Урны с прахом погибших Воронов привезли в Центр на закате. Долгий путь морем из Китая в Ватикан сказался на состоянии металла: на боках проступила соль, у горлышек видны были следы ржавчины. Чистить их отправили молодняк - чтоб привыкали к мыслям о смерти.
"Смерть в бою - самая желанная из смертей для Ворона", - назидательно сообщил старший инспектор. Он видел в этом случае отличный повод преподать урок. Линк хотел что-то спросить или высказать крутящуюся в голове умную мысль - во время урока ведь надо поддерживать диалог с учителем, чтоб он видел, что ты слушал и мотал науку на не выросший еще ус, - но горло перехватило предательски, когда Говард вчитался в имя на табличке.
Именно этот парень обещал им уши намять по возвращении - за то, что влезли тогда без спросу в тренировочный зал для старших и инвентарь случайно сожгли. Ругался страшно, но другого наказания не последовало, что он там, в отчете написал, интересно, на что списал потери? У инспекторов не спросишь, да и важно ли знать об этом - сейчас?
Сейчас Линк предпочел бы, чтоб ухо ему совсем открутили, чем вот так сидеть и полировать металл, и думать о том, что же все-таки случилось в Азиатском подразделении, что пошло не так и почему никто не сумел этого предотвратить. Но он сидел на корточках, слушал речь старшего инспектора и полировал, очищал, натирал, обертывал красной и желтой тканью. В последний путь собратья должны уйти достойно.
А когда наставник ушел, наконец, и работа была закончена, ребята сбились в кучку у края постамента и все никак не могли заставить себя идти спать. Надо проводить их, внезапно сказал Мадарао. Погребальная служба - это для всех, ученых и экзорцистов, пострадавших на эксперименте, тоже будут хоронить, и им достанется все внимание, о них будут плакать и говорить торжественные речи, потому что они герои, а наши - просто солдаты...
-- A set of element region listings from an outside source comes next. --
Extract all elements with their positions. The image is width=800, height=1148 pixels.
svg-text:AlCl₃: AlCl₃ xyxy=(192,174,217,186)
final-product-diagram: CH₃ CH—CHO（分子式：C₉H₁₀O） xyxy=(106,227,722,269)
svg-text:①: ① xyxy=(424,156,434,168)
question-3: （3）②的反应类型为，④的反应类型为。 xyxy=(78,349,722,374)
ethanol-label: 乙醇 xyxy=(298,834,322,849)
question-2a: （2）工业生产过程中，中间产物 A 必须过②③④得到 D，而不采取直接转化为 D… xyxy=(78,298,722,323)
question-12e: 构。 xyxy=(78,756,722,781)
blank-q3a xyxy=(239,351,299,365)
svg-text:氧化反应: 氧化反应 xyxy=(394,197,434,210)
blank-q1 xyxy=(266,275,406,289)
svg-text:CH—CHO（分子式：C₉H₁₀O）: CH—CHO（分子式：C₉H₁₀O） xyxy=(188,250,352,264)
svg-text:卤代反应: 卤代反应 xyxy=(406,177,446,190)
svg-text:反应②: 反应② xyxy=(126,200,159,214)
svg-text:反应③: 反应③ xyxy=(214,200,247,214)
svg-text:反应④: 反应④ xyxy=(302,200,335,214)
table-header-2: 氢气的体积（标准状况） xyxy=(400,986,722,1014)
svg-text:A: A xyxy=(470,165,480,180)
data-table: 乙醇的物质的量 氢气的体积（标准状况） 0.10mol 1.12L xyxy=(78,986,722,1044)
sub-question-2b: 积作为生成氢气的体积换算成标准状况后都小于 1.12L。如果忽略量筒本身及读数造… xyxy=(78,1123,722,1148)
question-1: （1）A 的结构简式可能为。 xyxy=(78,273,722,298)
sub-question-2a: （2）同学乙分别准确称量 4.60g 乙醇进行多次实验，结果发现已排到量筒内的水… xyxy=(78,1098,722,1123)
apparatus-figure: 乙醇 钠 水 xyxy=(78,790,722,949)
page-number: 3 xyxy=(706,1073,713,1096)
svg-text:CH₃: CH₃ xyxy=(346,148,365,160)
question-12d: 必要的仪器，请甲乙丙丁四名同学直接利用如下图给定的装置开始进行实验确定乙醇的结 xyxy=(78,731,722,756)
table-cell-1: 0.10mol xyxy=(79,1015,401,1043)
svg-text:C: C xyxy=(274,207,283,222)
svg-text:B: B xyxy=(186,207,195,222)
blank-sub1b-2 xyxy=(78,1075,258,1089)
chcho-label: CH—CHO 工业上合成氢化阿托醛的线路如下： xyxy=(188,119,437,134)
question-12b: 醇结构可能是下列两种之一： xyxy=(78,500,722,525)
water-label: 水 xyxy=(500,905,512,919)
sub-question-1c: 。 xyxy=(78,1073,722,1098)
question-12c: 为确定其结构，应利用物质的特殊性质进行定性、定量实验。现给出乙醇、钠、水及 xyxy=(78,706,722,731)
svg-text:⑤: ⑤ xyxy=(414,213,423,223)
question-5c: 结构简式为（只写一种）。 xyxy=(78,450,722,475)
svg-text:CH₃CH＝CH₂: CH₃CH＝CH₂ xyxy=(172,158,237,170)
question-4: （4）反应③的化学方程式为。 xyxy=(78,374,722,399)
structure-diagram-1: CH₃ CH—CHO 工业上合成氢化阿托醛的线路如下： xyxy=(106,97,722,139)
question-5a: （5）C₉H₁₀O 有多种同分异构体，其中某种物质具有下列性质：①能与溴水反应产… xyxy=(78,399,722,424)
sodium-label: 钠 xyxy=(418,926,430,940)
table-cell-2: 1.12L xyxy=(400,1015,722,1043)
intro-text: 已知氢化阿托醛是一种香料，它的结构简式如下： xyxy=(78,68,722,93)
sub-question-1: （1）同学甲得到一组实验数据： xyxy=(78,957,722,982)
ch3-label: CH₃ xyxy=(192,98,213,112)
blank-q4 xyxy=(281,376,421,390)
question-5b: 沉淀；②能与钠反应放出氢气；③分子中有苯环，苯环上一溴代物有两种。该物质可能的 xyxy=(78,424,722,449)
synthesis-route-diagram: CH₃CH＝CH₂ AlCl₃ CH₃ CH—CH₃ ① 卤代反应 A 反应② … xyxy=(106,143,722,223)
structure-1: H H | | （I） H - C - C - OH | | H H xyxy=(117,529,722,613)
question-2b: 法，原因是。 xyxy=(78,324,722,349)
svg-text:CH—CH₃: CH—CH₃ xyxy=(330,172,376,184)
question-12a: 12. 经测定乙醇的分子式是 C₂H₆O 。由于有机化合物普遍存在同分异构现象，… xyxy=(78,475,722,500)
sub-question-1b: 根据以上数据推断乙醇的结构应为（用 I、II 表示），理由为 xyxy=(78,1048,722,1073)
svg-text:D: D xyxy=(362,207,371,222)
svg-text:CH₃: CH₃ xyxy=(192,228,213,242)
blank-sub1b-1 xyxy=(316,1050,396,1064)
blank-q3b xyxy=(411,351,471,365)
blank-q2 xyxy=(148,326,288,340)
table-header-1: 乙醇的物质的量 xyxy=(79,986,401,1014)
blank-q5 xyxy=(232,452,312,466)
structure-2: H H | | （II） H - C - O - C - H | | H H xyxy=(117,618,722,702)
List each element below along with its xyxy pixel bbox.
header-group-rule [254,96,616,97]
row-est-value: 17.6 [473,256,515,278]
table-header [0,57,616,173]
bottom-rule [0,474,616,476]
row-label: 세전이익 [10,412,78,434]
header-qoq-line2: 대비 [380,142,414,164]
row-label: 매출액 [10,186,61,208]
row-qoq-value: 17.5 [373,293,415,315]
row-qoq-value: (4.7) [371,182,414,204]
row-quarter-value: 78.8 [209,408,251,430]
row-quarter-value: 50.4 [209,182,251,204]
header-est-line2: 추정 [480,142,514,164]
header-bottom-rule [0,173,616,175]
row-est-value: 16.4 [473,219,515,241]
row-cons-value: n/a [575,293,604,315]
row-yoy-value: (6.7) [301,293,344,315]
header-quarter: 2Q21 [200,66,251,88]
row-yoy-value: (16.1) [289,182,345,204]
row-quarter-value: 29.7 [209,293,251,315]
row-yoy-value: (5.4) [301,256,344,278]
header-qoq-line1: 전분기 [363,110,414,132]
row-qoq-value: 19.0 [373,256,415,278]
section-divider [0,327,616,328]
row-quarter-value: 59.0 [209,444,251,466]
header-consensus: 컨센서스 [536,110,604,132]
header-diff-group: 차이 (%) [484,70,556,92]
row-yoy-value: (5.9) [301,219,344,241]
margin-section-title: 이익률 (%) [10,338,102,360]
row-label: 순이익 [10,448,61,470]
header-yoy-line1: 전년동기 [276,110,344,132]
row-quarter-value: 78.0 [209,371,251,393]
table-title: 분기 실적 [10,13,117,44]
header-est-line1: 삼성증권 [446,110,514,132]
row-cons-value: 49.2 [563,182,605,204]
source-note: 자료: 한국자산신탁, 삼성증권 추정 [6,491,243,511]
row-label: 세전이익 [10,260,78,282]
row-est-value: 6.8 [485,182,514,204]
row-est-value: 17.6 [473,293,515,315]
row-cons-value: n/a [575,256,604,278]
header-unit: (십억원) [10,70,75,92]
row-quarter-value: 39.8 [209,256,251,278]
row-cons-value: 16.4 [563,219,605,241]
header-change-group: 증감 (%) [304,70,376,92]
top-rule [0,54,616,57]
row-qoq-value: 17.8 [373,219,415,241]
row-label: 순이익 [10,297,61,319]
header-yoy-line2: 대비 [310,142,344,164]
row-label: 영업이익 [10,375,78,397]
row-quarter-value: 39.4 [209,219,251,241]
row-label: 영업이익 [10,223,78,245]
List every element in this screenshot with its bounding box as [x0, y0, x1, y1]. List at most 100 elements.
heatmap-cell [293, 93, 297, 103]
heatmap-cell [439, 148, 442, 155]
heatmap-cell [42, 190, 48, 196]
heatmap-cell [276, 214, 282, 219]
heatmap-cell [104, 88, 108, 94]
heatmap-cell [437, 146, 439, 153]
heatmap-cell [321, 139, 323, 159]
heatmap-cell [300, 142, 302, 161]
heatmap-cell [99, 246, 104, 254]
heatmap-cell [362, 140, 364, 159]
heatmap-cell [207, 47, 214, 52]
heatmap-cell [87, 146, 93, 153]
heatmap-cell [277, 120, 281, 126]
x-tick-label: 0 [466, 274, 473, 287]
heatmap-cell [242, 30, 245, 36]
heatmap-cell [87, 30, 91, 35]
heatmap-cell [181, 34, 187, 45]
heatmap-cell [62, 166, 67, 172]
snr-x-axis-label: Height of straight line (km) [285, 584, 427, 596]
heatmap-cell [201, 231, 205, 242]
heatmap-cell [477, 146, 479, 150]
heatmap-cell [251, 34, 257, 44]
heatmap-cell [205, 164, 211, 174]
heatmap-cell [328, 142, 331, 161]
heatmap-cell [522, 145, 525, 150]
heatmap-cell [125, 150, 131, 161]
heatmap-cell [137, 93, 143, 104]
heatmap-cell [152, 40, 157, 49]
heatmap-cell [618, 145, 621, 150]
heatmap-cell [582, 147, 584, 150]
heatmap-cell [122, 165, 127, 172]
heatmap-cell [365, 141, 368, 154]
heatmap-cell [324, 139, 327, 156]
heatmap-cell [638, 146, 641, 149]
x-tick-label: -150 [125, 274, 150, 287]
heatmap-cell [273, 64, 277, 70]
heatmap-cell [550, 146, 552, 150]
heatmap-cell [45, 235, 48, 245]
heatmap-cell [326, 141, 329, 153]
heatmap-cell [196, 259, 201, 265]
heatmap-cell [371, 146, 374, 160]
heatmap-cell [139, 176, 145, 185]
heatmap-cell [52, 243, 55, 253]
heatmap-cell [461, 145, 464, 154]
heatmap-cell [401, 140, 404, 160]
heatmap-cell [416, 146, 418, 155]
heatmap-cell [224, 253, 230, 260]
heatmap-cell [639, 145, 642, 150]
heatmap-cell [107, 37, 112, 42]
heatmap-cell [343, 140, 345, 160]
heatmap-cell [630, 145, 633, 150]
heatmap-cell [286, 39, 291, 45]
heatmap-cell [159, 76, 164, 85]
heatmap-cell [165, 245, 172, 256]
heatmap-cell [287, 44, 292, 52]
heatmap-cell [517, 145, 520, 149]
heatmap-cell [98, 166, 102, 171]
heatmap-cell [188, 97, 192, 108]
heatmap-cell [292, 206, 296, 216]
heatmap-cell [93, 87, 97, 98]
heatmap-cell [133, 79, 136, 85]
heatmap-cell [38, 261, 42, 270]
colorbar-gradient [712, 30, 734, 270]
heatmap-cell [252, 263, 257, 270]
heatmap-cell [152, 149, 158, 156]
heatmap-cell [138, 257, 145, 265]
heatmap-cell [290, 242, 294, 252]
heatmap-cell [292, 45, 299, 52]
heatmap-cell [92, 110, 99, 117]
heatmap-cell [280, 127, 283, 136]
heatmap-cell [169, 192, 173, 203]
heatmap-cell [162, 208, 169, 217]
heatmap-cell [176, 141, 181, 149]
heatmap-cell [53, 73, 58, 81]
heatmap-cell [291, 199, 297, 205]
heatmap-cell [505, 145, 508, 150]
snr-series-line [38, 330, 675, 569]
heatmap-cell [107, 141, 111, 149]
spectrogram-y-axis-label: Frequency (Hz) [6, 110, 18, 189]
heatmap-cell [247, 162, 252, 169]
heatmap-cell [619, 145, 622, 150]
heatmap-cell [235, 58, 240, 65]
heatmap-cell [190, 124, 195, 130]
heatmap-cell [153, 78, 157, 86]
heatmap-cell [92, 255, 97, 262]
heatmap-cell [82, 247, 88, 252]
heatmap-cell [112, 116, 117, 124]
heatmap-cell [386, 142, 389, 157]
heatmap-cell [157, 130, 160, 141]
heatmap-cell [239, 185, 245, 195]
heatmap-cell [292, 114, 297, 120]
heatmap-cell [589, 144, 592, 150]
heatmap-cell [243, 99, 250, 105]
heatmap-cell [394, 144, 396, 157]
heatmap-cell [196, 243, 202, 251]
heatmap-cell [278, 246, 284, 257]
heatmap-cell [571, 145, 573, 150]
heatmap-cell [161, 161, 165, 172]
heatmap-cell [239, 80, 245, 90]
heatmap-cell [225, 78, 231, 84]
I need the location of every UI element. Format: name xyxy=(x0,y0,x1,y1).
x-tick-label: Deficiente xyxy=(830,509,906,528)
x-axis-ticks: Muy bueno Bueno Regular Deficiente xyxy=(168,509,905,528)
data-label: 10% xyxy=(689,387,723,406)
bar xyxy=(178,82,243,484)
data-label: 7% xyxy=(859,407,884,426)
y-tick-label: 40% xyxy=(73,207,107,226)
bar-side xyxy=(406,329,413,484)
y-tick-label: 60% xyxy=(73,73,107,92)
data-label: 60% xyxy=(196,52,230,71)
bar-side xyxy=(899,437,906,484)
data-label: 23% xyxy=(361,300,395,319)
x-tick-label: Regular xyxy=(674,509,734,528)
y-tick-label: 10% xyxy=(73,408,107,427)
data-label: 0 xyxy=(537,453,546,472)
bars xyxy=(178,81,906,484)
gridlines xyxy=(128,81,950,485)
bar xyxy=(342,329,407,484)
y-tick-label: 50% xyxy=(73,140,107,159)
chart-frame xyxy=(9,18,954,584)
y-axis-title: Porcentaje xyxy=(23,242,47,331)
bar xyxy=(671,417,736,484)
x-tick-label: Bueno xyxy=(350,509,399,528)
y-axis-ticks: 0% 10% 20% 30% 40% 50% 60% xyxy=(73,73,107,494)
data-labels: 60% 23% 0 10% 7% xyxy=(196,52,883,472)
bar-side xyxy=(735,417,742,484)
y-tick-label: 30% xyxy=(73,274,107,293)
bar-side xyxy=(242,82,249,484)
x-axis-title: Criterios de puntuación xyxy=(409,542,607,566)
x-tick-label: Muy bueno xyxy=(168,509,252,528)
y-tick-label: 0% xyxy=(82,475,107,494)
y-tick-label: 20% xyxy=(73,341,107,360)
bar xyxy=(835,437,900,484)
Наших надо проводить отдельно.
Они провожали их при свете зажженных без спросу огарков. Ни гитары, ни кастаньет не было, и ритм отбивали костяшками пальцев по парапету. Токуса пел сарабанду, протяжно и хрипловато - его чистое вызывающее восторг хористов сопрано как раз недавно начало ломаться. Гоши басил, слуха у него не было, но пел он также искренне.
Тэвак танцевала.
Она плыла, медленно и чопорно, расправляла руки, как крылья, кланялась каждой из расставленных урн. У них не было с собой знамен, чтоб уложить перед усопшими, отдавая должное их военной доблести, но Тэвак в пальцах зажала перья, то оружие, что всегда с ними, и раскладывала по листку в каждый из сосудов.
Когда песня умолкла, она замерла, протянув ладони вперед, словно обнять пыталась напоследок. А мальчишки единым взмахом Черного Крыла затушили свечи.
Киредори и Гоши привезли в Центр на рассвете. Танцевать по ним было некому.